This tough, smallish horse was tapped as the South Carolina Heritage Horse in 2010 by then Gov. Mark Sanford, and boasts a history dating back to the 1500s. A rare breed native to the state, the Tacky descended from horses brought by Spanish explorers and survived by foraging on marsh grass along the coast and sea islands.
- According to the S.C. Historical Society, the Tacky was lauded by naturalist James John Audubon, and author Dubose Heyward. In 1864, Audubon wrote the horses are “tough as a pine knot” due to their ability to adapt to new situations and not spook easily.
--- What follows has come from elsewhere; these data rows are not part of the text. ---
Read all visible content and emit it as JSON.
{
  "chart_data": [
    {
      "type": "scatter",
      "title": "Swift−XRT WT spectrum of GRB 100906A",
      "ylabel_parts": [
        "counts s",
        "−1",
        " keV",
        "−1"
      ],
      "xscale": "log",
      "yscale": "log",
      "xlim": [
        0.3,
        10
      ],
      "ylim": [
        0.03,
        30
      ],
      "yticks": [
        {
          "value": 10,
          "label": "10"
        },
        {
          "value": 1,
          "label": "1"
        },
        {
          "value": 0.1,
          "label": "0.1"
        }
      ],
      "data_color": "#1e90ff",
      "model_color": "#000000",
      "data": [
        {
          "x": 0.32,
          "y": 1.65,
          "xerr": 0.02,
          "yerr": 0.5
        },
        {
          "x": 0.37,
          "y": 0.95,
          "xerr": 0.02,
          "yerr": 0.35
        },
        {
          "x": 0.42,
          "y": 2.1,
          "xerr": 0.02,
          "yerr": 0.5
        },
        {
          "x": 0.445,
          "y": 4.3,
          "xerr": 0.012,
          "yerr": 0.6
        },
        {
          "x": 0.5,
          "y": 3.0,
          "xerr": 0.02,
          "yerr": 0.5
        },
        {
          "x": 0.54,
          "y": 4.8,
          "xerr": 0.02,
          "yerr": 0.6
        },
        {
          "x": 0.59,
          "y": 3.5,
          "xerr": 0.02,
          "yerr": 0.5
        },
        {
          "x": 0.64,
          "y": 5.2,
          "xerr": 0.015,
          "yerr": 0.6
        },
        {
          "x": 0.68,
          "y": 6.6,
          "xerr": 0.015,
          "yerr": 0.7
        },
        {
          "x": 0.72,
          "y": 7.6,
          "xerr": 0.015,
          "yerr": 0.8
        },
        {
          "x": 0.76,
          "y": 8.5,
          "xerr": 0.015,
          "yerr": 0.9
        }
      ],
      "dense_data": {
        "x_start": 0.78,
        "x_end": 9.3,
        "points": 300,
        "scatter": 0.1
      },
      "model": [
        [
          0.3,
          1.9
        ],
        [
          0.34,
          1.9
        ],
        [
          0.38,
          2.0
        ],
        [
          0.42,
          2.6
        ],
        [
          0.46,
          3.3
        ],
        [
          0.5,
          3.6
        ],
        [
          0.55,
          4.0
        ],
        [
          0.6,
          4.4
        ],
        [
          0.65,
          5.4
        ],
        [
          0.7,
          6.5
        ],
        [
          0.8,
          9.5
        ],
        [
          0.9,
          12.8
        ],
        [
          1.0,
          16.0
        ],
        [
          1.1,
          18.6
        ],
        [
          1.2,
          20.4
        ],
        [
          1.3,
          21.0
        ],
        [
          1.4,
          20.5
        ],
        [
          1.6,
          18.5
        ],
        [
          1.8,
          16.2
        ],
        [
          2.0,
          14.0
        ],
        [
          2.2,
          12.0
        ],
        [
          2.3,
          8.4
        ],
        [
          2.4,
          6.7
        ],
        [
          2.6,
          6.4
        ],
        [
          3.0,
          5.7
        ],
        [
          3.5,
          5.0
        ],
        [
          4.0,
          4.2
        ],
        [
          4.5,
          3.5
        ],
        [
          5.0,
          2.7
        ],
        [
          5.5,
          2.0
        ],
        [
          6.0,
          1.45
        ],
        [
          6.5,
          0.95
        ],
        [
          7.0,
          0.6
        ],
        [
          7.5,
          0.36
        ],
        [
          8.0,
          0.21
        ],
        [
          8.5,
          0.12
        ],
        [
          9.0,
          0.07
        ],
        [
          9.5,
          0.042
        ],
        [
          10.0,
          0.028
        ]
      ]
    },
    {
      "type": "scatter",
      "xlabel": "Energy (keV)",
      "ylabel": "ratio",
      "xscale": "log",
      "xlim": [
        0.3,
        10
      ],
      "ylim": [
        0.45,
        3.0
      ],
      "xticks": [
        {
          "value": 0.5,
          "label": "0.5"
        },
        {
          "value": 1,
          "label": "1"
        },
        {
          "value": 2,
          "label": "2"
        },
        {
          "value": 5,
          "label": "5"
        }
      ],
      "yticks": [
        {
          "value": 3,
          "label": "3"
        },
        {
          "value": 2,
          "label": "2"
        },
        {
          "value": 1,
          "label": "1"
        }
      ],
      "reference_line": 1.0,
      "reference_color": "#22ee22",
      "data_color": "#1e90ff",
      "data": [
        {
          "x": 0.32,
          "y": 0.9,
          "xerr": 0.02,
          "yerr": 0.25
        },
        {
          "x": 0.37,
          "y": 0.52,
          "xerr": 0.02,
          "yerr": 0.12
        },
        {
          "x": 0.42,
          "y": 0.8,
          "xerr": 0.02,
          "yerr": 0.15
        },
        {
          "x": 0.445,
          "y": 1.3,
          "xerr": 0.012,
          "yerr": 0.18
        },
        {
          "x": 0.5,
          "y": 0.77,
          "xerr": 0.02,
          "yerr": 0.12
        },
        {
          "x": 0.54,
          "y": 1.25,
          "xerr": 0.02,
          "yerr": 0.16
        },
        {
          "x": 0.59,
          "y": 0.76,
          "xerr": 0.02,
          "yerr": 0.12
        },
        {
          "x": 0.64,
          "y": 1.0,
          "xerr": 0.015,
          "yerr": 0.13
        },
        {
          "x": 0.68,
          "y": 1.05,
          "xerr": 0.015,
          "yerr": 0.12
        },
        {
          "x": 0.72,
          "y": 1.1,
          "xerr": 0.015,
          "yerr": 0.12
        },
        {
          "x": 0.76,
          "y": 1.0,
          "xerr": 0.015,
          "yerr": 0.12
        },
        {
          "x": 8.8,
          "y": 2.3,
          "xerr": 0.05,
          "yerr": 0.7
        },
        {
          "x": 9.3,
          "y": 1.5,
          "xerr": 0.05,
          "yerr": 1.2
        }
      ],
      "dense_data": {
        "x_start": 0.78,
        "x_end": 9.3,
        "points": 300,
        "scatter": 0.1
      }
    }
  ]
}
Heyward, perhaps best known for penning “Porgy” in 1925, loved the Lowcountry of South Carolina, and wrote a poem, Marsh Tackies, in honor of the breed.
- The wild horses were domesticated by Native Americans, then later used by European settlers and enslaved Africans. Hardy, gentle, and moving in a four-beat, ambling gait deemed the Swamp Fox Trot, it measures between 13 and 15 hands high.
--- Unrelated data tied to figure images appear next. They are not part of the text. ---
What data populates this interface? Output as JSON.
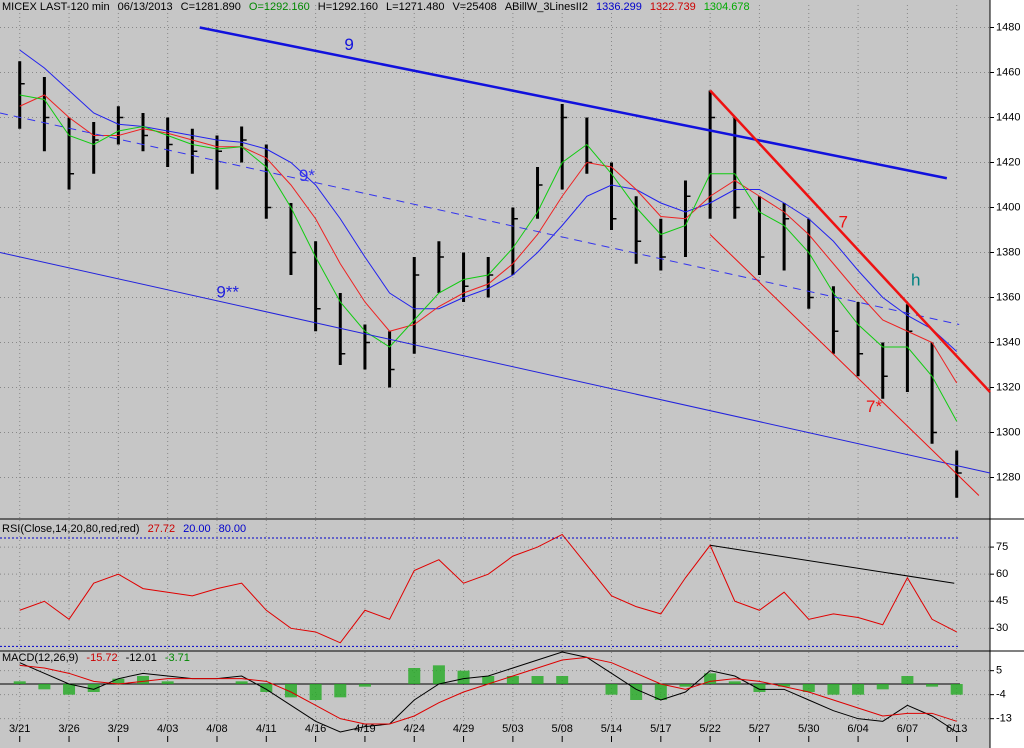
{
  "chart_data": [
    {
      "type": "ohlc",
      "header": [
        {
          "text": "MICEX LAST-120 min",
          "color": "#000000"
        },
        {
          "text": "06/13/2013",
          "color": "#000000"
        },
        {
          "text": "C=1281.890",
          "color": "#000000"
        },
        {
          "text": "O=1292.160",
          "color": "#008800"
        },
        {
          "text": "H=1292.160",
          "color": "#000000"
        },
        {
          "text": "L=1271.480",
          "color": "#000000"
        },
        {
          "text": "V=25408",
          "color": "#000000"
        },
        {
          "text": "ABillW_3LinesII2",
          "color": "#000000"
        },
        {
          "text": "1336.299",
          "color": "#0000cc"
        },
        {
          "text": "1322.739",
          "color": "#cc0000"
        },
        {
          "text": "1304.678",
          "color": "#00aa00"
        }
      ],
      "categories": [
        "3/21",
        null,
        "3/26",
        null,
        "3/29",
        null,
        "4/03",
        null,
        "4/08",
        null,
        "4/11",
        null,
        "4/16",
        null,
        "4/19",
        null,
        "4/24",
        null,
        "4/29",
        null,
        "5/03",
        null,
        "5/08",
        null,
        "5/14",
        null,
        "5/17",
        null,
        "5/22",
        null,
        "5/27",
        null,
        "5/30",
        null,
        "6/04",
        null,
        "6/07",
        null,
        "6/13"
      ],
      "high": [
        1465,
        1458,
        1440,
        1438,
        1445,
        1442,
        1440,
        1435,
        1432,
        1436,
        1428,
        1402,
        1385,
        1362,
        1348,
        1345,
        1378,
        1385,
        1380,
        1378,
        1400,
        1418,
        1446,
        1440,
        1420,
        1405,
        1395,
        1412,
        1452,
        1440,
        1405,
        1402,
        1395,
        1365,
        1358,
        1340,
        1357,
        1340,
        1292
      ],
      "low": [
        1435,
        1425,
        1408,
        1415,
        1428,
        1425,
        1418,
        1415,
        1408,
        1420,
        1395,
        1370,
        1345,
        1330,
        1328,
        1320,
        1335,
        1362,
        1358,
        1360,
        1370,
        1395,
        1408,
        1415,
        1390,
        1375,
        1372,
        1378,
        1395,
        1395,
        1370,
        1372,
        1355,
        1335,
        1325,
        1315,
        1318,
        1295,
        1271
      ],
      "close": [
        1455,
        1440,
        1415,
        1430,
        1440,
        1432,
        1428,
        1425,
        1425,
        1430,
        1400,
        1380,
        1355,
        1335,
        1340,
        1328,
        1370,
        1378,
        1365,
        1370,
        1395,
        1410,
        1440,
        1420,
        1395,
        1385,
        1378,
        1405,
        1440,
        1400,
        1378,
        1395,
        1360,
        1345,
        1335,
        1325,
        1345,
        1300,
        1282
      ],
      "bar_color": "#000000",
      "series": [
        {
          "color": "#2222ee",
          "values": [
            1470,
            1462,
            1452,
            1442,
            1437,
            1436,
            1434,
            1432,
            1430,
            1429,
            1426,
            1420,
            1410,
            1395,
            1378,
            1362,
            1355,
            1355,
            1360,
            1364,
            1370,
            1380,
            1392,
            1405,
            1410,
            1408,
            1402,
            1398,
            1402,
            1408,
            1408,
            1402,
            1395,
            1385,
            1372,
            1360,
            1352,
            1346,
            1336
          ]
        },
        {
          "color": "#ee2222",
          "values": [
            1445,
            1450,
            1440,
            1432,
            1432,
            1435,
            1433,
            1430,
            1427,
            1427,
            1422,
            1410,
            1395,
            1375,
            1358,
            1345,
            1348,
            1356,
            1362,
            1366,
            1375,
            1388,
            1405,
            1420,
            1418,
            1408,
            1396,
            1395,
            1405,
            1412,
            1405,
            1398,
            1388,
            1375,
            1362,
            1350,
            1345,
            1340,
            1322
          ]
        },
        {
          "color": "#11cc11",
          "values": [
            1450,
            1448,
            1432,
            1428,
            1434,
            1436,
            1432,
            1428,
            1426,
            1427,
            1418,
            1400,
            1378,
            1358,
            1345,
            1338,
            1350,
            1362,
            1368,
            1370,
            1382,
            1398,
            1420,
            1428,
            1415,
            1400,
            1388,
            1392,
            1415,
            1415,
            1398,
            1392,
            1380,
            1362,
            1348,
            1338,
            1338,
            1325,
            1305
          ]
        }
      ],
      "trendlines": [
        {
          "label": "9",
          "color": "#1111dd",
          "x": [
            7.3,
            37.6
          ],
          "y": [
            1480,
            1413
          ],
          "dashed": false,
          "bold": true
        },
        {
          "label": "9*",
          "color": "#3333ee",
          "x": [
            -0.8,
            38.1
          ],
          "y": [
            1442,
            1348
          ],
          "dashed": true,
          "bold": false
        },
        {
          "label": "9**",
          "color": "#2222dd",
          "x": [
            -0.8,
            39.35
          ],
          "y": [
            1380,
            1282
          ],
          "dashed": false,
          "bold": false
        },
        {
          "label": "7",
          "color": "#ee1111",
          "x": [
            28,
            39.35
          ],
          "y": [
            1452,
            1318
          ],
          "dashed": false,
          "bold": true
        },
        {
          "label": "7*",
          "color": "#ee1111",
          "x": [
            28,
            38.9
          ],
          "y": [
            1388,
            1272
          ],
          "dashed": false,
          "bold": false
        }
      ],
      "note": "h",
      "xlim": [
        -0.8,
        39.35
      ],
      "ylim": [
        1262,
        1490
      ],
      "yticks": [
        1280,
        1300,
        1320,
        1340,
        1360,
        1380,
        1400,
        1420,
        1440,
        1460,
        1480
      ],
      "grid": true
    },
    {
      "type": "line",
      "header": [
        {
          "text": "RSI(Close,14,20,80,red,red)",
          "color": "#000000"
        },
        {
          "text": "27.72",
          "color": "#cc0000"
        },
        {
          "text": "20.00",
          "color": "#0000cc"
        },
        {
          "text": "80.00",
          "color": "#0000cc"
        }
      ],
      "series": [
        {
          "color": "#e00000",
          "values": [
            40,
            45,
            35,
            55,
            60,
            52,
            50,
            48,
            52,
            55,
            40,
            30,
            28,
            22,
            40,
            35,
            62,
            68,
            55,
            60,
            70,
            75,
            82,
            65,
            48,
            42,
            38,
            58,
            76,
            45,
            40,
            50,
            35,
            38,
            36,
            32,
            58,
            35,
            28
          ]
        }
      ],
      "trendlines": [
        {
          "color": "#000000",
          "x": [
            28,
            37.9
          ],
          "y": [
            76,
            55
          ],
          "dashed": false,
          "bold": false
        }
      ],
      "hlines": [
        20,
        80
      ],
      "hline_color": "#0000cc",
      "ylim": [
        18,
        90
      ],
      "yticks": [
        30,
        45,
        60,
        75
      ],
      "grid": true
    },
    {
      "type": "macd",
      "header": [
        {
          "text": "MACD(12,26,9)",
          "color": "#000000"
        },
        {
          "text": "-15.72",
          "color": "#cc0000"
        },
        {
          "text": "-12.01",
          "color": "#000000"
        },
        {
          "text": "-3.71",
          "color": "#008800"
        }
      ],
      "series": [
        {
          "color": "#000000",
          "values": [
            8,
            4,
            0,
            -2,
            2,
            4,
            3,
            2,
            2,
            3,
            -2,
            -8,
            -14,
            -18,
            -16,
            -15,
            -6,
            0,
            2,
            3,
            6,
            9,
            12,
            10,
            4,
            -2,
            -6,
            -3,
            5,
            3,
            -2,
            -2,
            -6,
            -10,
            -13,
            -14,
            -8,
            -12,
            -18
          ]
        },
        {
          "color": "#dd0000",
          "values": [
            7,
            6,
            4,
            1,
            0,
            1,
            2,
            2,
            2,
            2,
            1,
            -3,
            -8,
            -13,
            -15,
            -15,
            -12,
            -7,
            -3,
            0,
            3,
            6,
            9,
            10,
            8,
            4,
            0,
            -2,
            1,
            2,
            1,
            -1,
            -3,
            -6,
            -9,
            -12,
            -11,
            -11,
            -14
          ]
        }
      ],
      "histogram": {
        "color": "#22aa22",
        "values": [
          1,
          -2,
          -4,
          -3,
          2,
          3,
          1,
          0,
          0,
          1,
          -3,
          -5,
          -6,
          -5,
          -1,
          0,
          6,
          7,
          5,
          3,
          3,
          3,
          3,
          0,
          -4,
          -6,
          -6,
          -1,
          4,
          1,
          -3,
          -1,
          -3,
          -4,
          -4,
          -2,
          3,
          -1,
          -4
        ]
      },
      "hlines": [
        0
      ],
      "hline_color": "#000000",
      "ylim": [
        -21,
        12
      ],
      "yticks": [
        5,
        -4,
        -13
      ],
      "grid": true
    }
  ]
}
- Their size and agility has made them beloved horses for the past 500 years, and they used to be a common sight in the fields of the Lowcountry. The horse was largely managed in lowcountry islands until recently, when cars and tractors began replacing the marsh tacky as a mode of transportation.
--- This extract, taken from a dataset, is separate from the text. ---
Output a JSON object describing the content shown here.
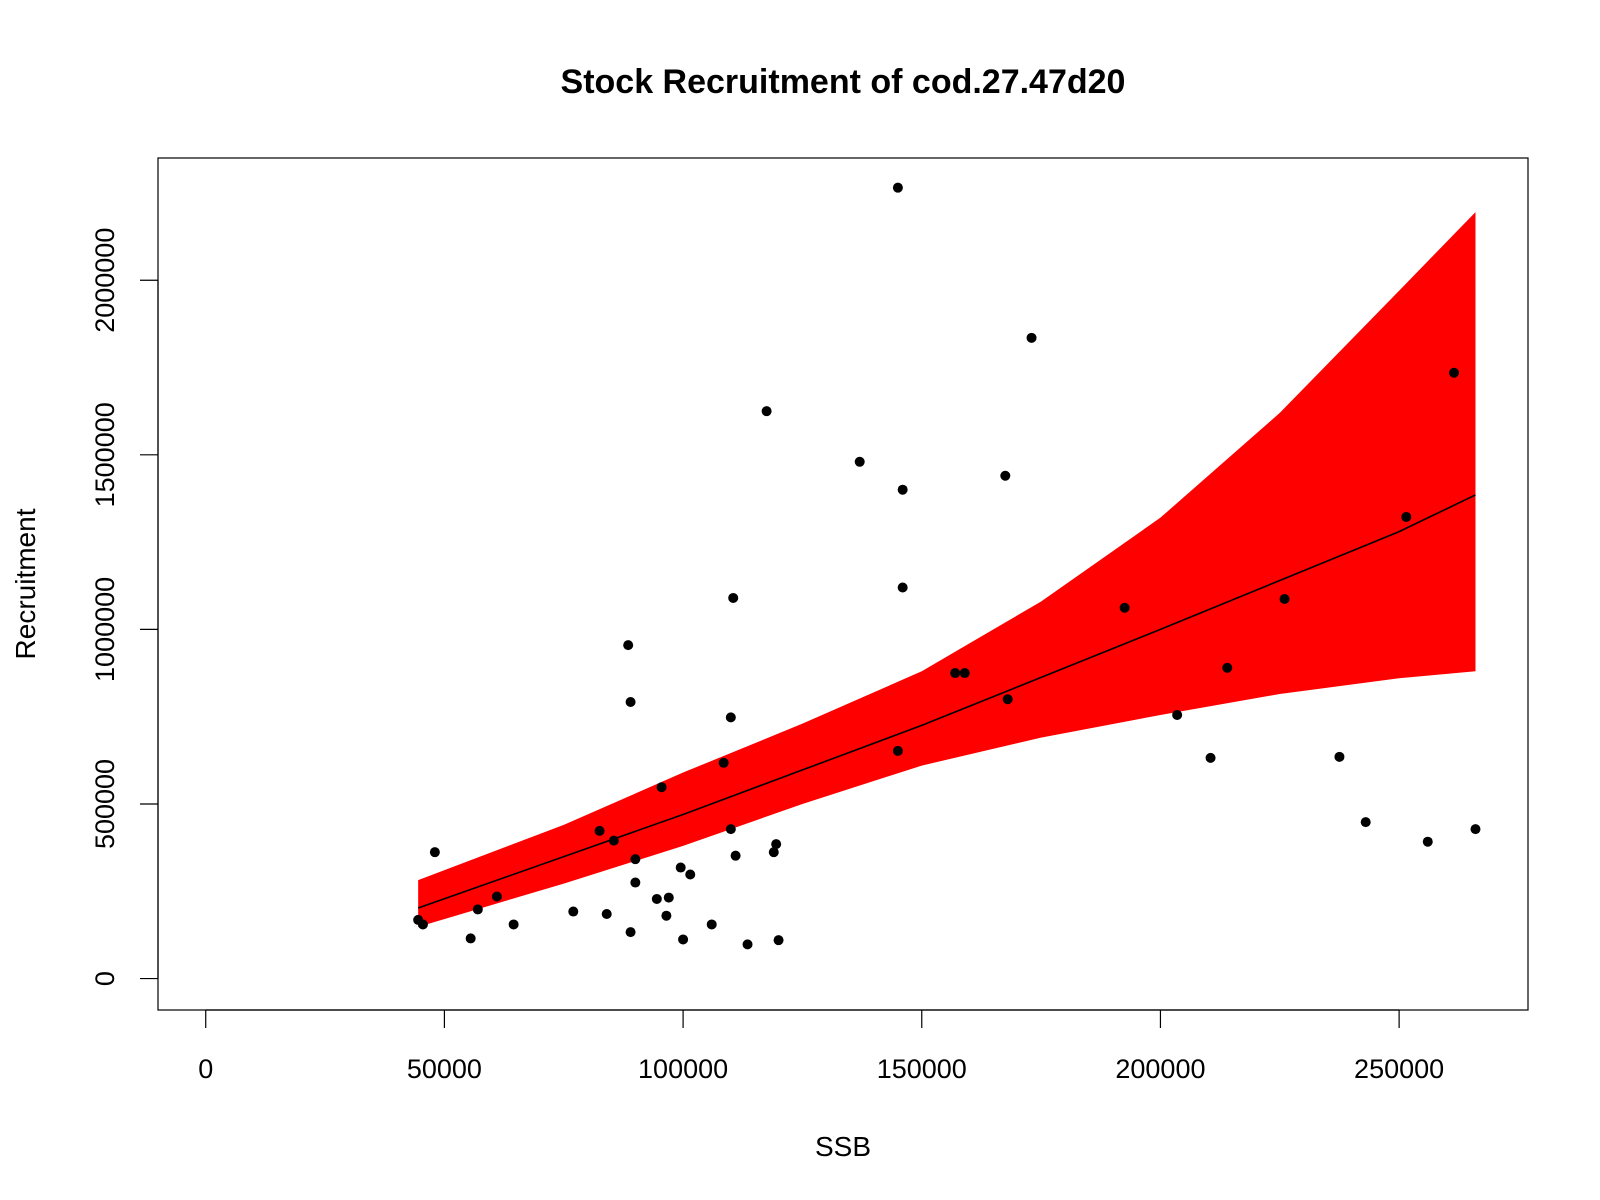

- The Tacky was particularly helpful in South Carolina during the Revolutionary War. Francis Marion and his men, who employed guerrilla warfare, rode them in the swamps, where these sturdy horses were right at home. The British, however, had brought larger and taller European horses unaccustomed to South Carolina’s heat and terrain. Those horses got mired down in the mud.